Depuis 1983, les mesure d’AEMO, qu’elles soient administratives ou judiciaires, sont financées par les Départements qui fixent annuellement le prix de la journée par enfant. L’argent est ensuite versé à des associations privées qui vivent de ces subventions.
Plus elles gèrent d’enfants, plus elles reçoivent de subventions (comme dans les foyers d’accueil). Ce financement, mal accompagné, est la porte ouverte à de la maltraitance institutionnelle, qui est l’écart entre la mission de l’établissement et sa réalisation. Les AEMO ont-elles assez de temps et de personnels pour tous les dossiers acceptés ?
Les entretiens d’AEMO se déroulent le plus souvent dans le cadre de visite à domicile. Les missions des intervenants sont multiples :
- Prévention des situations de danger ou de carences, qu’elles soient matérielles, éducatives, physiques ou psychiques.
- Accompagnement éducatif auprès des enfants en situation de danger ou de risque de danger.
- Soutien aux fonctions parentales. Aide au développement des capacités d’un ou des parents à reconnaitre ses fragilités et à accepter des espaces de socialisation pour son enfant.
Les visites à domicile, annoncées ou surprises, sont la base des interventions des éducateurs des structures d’AEMO. Quand le maintien des enfants au domicile représente une prise de risque trop importante, le service doit informer le juge des enfants, ce qui suppose une excellente capacité à évaluer le danger et l’urgence. Or les éducateurs interviennent un temps très court (1 h par semaine max) et souvent seuls, ce qui peut les empêcher d’avoir un regard complet et juste sur la famille.
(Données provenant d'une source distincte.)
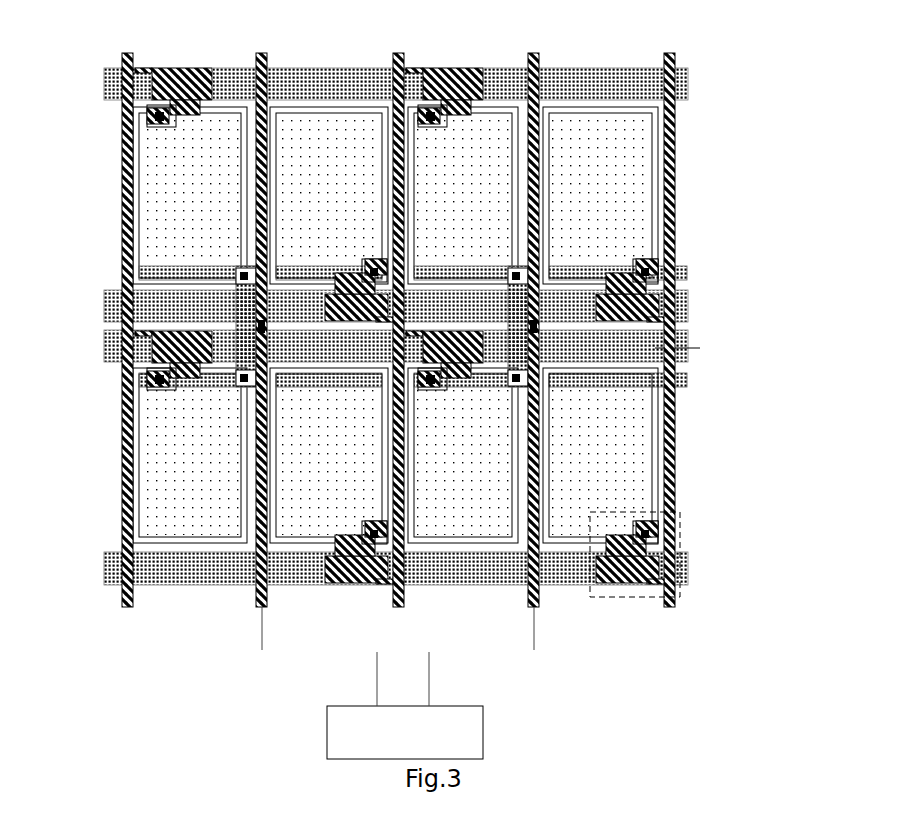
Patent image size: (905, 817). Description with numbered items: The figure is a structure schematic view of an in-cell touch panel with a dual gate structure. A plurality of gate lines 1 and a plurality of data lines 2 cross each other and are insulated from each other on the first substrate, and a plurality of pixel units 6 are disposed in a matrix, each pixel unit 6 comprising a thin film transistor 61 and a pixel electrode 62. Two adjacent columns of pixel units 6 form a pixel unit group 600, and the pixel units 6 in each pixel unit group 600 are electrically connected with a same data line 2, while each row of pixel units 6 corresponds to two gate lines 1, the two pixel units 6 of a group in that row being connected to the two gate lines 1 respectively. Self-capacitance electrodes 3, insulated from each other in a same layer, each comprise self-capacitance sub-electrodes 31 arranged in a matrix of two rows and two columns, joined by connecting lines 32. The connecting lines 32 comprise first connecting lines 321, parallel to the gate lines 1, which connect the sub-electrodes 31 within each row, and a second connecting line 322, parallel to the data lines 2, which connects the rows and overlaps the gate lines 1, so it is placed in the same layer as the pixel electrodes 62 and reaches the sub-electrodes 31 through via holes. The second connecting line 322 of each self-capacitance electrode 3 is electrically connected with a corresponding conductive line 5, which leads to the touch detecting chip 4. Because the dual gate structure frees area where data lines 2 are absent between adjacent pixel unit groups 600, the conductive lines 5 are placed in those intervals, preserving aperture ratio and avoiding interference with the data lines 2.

The gate line 1 is at (104, 85).
The data line 2 is at (130, 53).
The conductive line 5 is at (263, 53).
The pixel unit group 600 is at (520, 32).
The self-capacitance electrode 3 is at (467, 325).
The self-capacitance sub-electrode 31 is at (657, 165).
The connecting line 32 is at (458, 310).
The first connecting line 321 is at (722, 254).
The second connecting line 322 is at (700, 347).
The pixel unit 6 is at (626, 530).
The thin film transistor 61 is at (607, 653).
The pixel electrode 62 is at (565, 517).
The touch detecting chip 4 is at (468, 738).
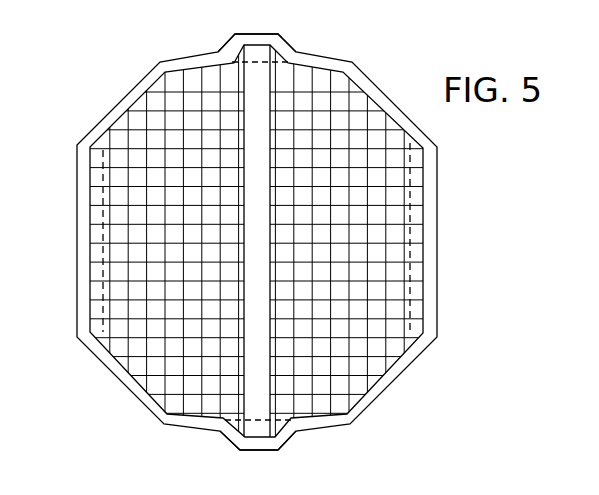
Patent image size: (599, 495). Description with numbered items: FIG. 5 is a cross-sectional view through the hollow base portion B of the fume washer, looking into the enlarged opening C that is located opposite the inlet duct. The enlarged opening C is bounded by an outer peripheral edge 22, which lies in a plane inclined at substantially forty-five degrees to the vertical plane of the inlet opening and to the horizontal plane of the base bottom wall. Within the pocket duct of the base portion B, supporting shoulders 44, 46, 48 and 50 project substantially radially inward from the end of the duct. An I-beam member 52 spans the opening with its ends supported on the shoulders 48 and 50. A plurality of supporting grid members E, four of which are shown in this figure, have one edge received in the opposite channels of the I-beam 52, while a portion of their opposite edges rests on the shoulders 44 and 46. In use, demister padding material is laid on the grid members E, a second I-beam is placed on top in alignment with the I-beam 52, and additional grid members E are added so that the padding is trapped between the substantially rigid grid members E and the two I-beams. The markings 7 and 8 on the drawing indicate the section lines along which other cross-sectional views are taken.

The outer peripheral edge 22 is at (359, 92).
The hollow base portion B is at (257, 242).
The enlarged opening C is at (386, 126).
The supporting grid members E is at (137, 136).
The supporting shoulder 44 is at (103, 200).
The supporting shoulder 46 is at (410, 212).
The supporting shoulder 48 is at (281, 61).
The supporting shoulder 50 is at (279, 421).
The I-beam member 52 is at (254, 86).
The section line 7- 7 is at (233, 138).
The section line 8- 8 is at (400, 250).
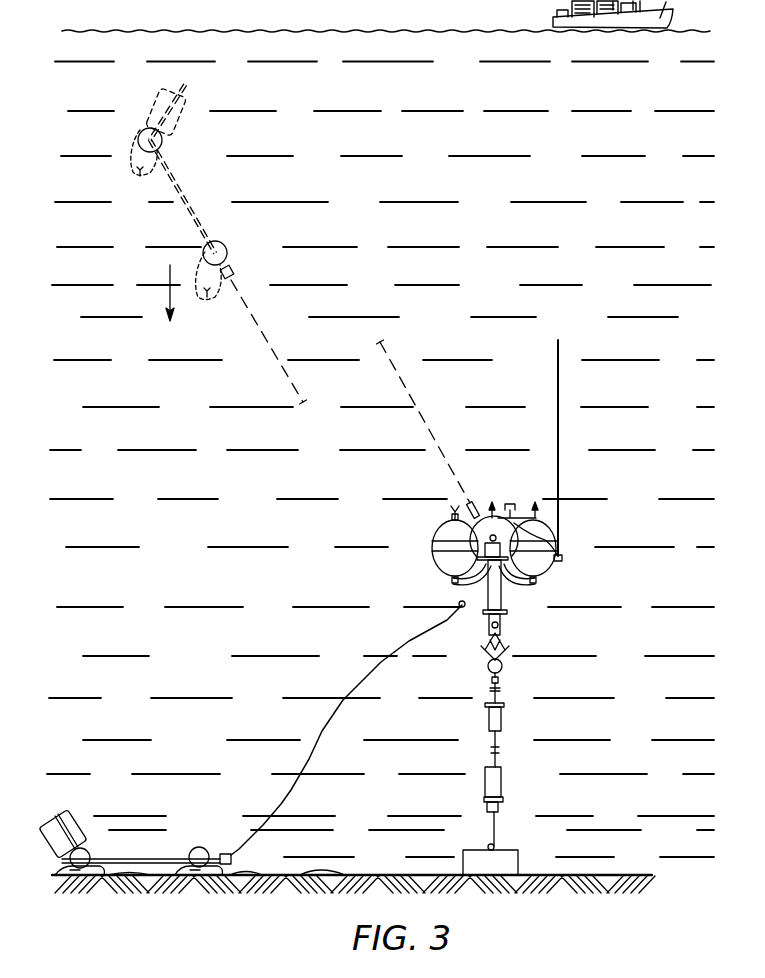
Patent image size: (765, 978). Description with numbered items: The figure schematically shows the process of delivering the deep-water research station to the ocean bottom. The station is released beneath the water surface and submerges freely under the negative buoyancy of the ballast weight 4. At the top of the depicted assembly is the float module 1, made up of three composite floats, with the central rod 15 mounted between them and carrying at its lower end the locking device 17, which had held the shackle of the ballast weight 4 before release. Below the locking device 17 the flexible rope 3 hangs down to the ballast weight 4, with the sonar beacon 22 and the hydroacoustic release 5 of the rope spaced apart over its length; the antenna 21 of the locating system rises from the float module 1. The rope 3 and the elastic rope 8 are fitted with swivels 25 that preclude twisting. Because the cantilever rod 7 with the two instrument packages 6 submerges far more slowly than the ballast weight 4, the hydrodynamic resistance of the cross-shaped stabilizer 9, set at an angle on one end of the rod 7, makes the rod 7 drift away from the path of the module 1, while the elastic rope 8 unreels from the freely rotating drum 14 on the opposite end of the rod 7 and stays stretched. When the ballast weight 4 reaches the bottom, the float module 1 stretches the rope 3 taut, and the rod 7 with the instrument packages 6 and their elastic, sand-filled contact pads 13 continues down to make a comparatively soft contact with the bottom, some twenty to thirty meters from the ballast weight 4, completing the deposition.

The float module 1 is at (440, 538).
The flexible rope link 3 is at (492, 832).
The ballast weight 4 is at (510, 862).
The release 5 is at (497, 778).
The instrument packages 6 is at (162, 143).
The cantilever rod 7 is at (196, 192).
The elastic rope 8 is at (270, 349).
The cross-shaped stabilizer 9 is at (189, 96).
The contact pad 13 is at (140, 174).
The freely rotating drum 14 is at (235, 272).
The central rod 15 is at (497, 593).
The locking device 17 is at (503, 666).
The antenna 21 is at (558, 447).
The sonar beacon 22 is at (488, 720).
The swivels 25 is at (472, 503).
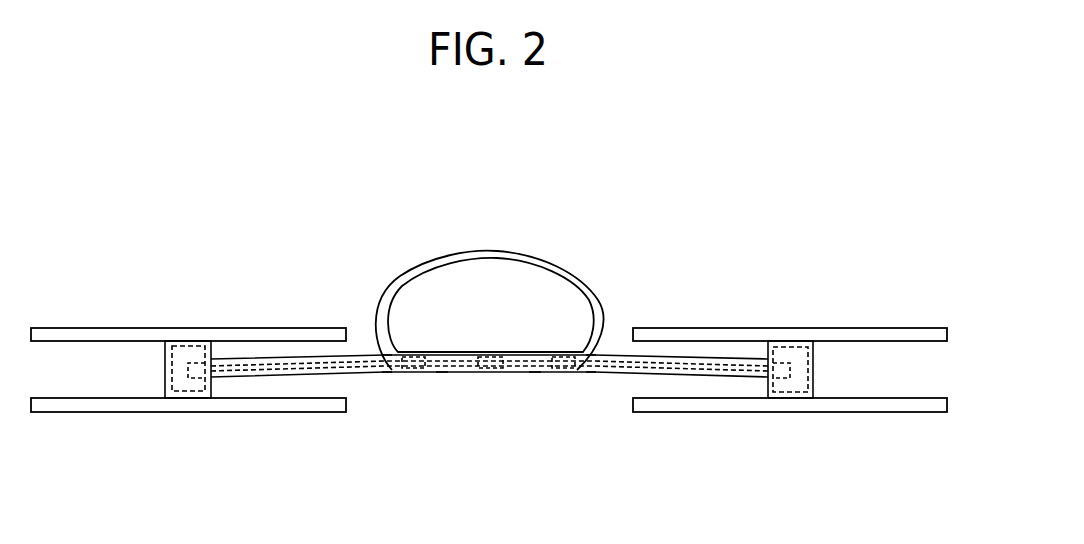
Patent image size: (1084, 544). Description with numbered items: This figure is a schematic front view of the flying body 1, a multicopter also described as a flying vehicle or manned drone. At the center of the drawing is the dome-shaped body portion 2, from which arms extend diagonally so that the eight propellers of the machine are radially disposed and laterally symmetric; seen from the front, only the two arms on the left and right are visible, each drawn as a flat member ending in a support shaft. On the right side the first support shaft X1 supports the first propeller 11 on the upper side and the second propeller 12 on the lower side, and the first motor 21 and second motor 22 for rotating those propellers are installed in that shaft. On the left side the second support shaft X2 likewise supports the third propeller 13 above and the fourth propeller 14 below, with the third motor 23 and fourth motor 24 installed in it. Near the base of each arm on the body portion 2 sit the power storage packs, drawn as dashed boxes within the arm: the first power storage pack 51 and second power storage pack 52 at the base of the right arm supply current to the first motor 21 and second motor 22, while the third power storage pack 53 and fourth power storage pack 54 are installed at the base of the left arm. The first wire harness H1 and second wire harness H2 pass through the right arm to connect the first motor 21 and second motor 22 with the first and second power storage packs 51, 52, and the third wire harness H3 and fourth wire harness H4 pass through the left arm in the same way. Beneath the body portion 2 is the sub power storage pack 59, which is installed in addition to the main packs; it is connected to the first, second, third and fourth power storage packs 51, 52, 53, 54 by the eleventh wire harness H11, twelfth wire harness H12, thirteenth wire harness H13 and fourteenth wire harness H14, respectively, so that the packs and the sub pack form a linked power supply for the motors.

The flying body 1 is at (497, 512).
The body portion 2 is at (507, 252).
The first propeller 11 is at (843, 328).
The second propeller 12 is at (843, 412).
The third propeller 13 is at (135, 328).
The fourth propeller 14 is at (135, 412).
The first motor 21 is at (807, 357).
The second motor 22 is at (807, 383).
The third motor 23 is at (173, 357).
The fourth motor 24 is at (173, 383).
The first power storage pack 51 is at (573, 383).
The second power storage pack 52 is at (567, 372).
The third power storage pack 53 is at (402, 383).
The fourth power storage pack 54 is at (413, 372).
The sub power storage pack 59 is at (487, 372).
The first support shaft X1 is at (815, 372).
The second support shaft X2 is at (165, 372).
The first wire harness H1 is at (596, 355).
The second wire harness H2 is at (596, 372).
The third wire harness H3 is at (382, 355).
The fourth wire harness H4 is at (382, 372).
The eleventh wire harness H11 is at (458, 372).
The twelfth wire harness H12 is at (535, 372).
The thirteenth wire harness H13 is at (489, 383).
The fourteenth wire harness H14 is at (442, 372).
Ce biais potentiel est d’autant plus marqué que leur parole tend à devenir la parole principale, pas ou peu remise en cause. L’hypothèse de départ sur la situation familiale n’est pas réinterrogée, elle est simplement confirmée par des éducateurs qui n’ont bien souvent pas le temps de creuser, enchainant les « dossiers ».
Si les éducateurs intervenaient à plusieurs, de nouvelles modalités d’actions se mettraient en place qui favoriseraient le croisement des regards et la qualité des mesures quant à la protection de l’enfant. En soutien aux interventions en binôme, les éducateurs devraient mettre leurs connaissances à jour et ouvrir la palette des expertises et des outils pour lutter efficacement contre les violences rencontrées.
Problématiques et dysfonctionnements de l’AEMO :
- Des financements non homogènes
Le fait que les tarifications soient déterminées par chaque département induit une disparité des moyens selon où l’on habite. Cette responsabilité devrait être donnée à l’État afin que tous les citoyens soient traités équitablement.
- Absence de contrôle et impunité
Une fois les centres d’AEMO habilités, qui surveille leurs actions ? Le personnel surpris en faute est-il sanctionné ? La demande d’évaluation des mesures est fortement critiquée par certains professionnels. En résulte un manque général de lisibilité des pratiques des intervenants.
- Personnel insuffisamment qualifié
L’éducateur devrait être obligatoirement formé à l’écoute des enfants (voire des adultes) y compris de façon infra-verbale. Savoir être vigilants aux signaux que peuvent envoyer les victimes, tous ces indicateurs d’états psychiques malmenés. Malgré ses sourires, un enfant peut envoyer des signes de détresse et de contraintes.
Il est également important que le personnel parvienne à se décaler de ses représentations culturelles personnelles au profit de vraies compétences, en psycho-traumas, en contrôle coercitif, en gestion de l’emprise par exemple…
De plus, les éducateurs pratiquent actuellement beaucoup l’observation mais ils interviennent peu.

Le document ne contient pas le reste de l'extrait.